Hua Su, Assistant Professor, Center for Cerebral Vascular Research, Department of Anesthesia and Perioperative, University of California, San Francisco
My current researches are focused on developing strategies for angiogenic gene and and cell Therapies for myocardial infarction and ischemic brain injuries.
Rapid, efficient overexpression of angiogenic growth factors in the peri-infarct zone is a promising approach for gene therapy of acute myocardium infarction. We have developed an adeno-associated viral vector (AAV), AAV-MLC, that mediates cardiac-specific and hypoxia-inducible gene expression in mouse ischemic hearts model. We have also found in mouse model that by direct injection, AAV serotype 1 infect cardiomyocytes more effectively than AAV serotype 2 to 5; co-expression of angiopoietin-1 (Ang-1) with vascular endothelial growth factor (VEGF) enhances VEGF angiogenic effect and reduces VEGF mediated vessel leakage. However, the information derived from small animal models may not be directly applicable to human therapy. We are now testing whether AAV1-MLC vector can function similarly in pig model as in mouse model.

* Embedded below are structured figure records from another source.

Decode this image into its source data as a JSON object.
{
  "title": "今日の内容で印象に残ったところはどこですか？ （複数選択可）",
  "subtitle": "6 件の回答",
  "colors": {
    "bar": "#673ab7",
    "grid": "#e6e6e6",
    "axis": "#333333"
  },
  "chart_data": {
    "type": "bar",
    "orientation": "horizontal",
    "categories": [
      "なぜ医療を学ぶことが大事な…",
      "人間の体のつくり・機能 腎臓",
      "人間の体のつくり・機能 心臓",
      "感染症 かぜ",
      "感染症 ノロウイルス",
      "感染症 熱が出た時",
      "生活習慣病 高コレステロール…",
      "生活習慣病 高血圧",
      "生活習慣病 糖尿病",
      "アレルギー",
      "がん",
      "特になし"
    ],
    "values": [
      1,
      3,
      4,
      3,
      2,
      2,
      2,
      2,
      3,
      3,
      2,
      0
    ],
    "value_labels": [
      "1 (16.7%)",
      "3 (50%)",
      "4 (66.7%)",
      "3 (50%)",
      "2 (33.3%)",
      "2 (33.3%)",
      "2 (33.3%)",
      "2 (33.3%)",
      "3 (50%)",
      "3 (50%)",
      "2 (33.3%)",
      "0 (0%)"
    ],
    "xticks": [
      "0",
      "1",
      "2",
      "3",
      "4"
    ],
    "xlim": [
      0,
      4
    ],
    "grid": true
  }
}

Irreversible myocardial-injury occurs shortly after coronary occlusion. Angiogenic therapy can reduce post-infarct remodeling and improve cardiac function, but it has little effect on repairing existing scars. Transplantation of stem cells from various sources into infarcted heart can repair infarct scars by direct differentiation into cardiac cells or by promoting endogenous stem cell mobilization and proliferation. However, the survival rate of transplanted cells is poor in ischemic myocardium. Combining cell therapy with gene therapy might improve the cell survival. We are currently studying the feasibility of modifying bone-marrow-derived mesenchymal stem cell (MSC) to express angiogenic factors to improve MSC mediated therapy for myocardial infarction.
Brain ischemia occurs in many brain injuries and diseases. The innate angiogenesis in response to brain injury is not sufficient to prevent tissue damage caused by ischemia. However, to induce angiogenesis by delivery exogenous angiogenic genes apposes a number of particular challenges, including: a) a necessity for intact barrier function; b) a specific temporal window; and c) the localization of the pro-angiogenic signal to areas of injury. We are testing the feasibility of using AAV mediated hypoxia-inducible angiogenic gene expression to induce angiogenesis at ischemic core/penumbra in ischemic brain and co-expression of VEGF with anther angiogenic factor to enhance angiogenesis and reduce leakage of brain blood barrier. We are testing the feasibility of using human stem cell derived oligodendrocytes to regenerate injured brain. We are also studying the roles of micro RNA in neuron stem cell differentiation, migration and in brain injuries.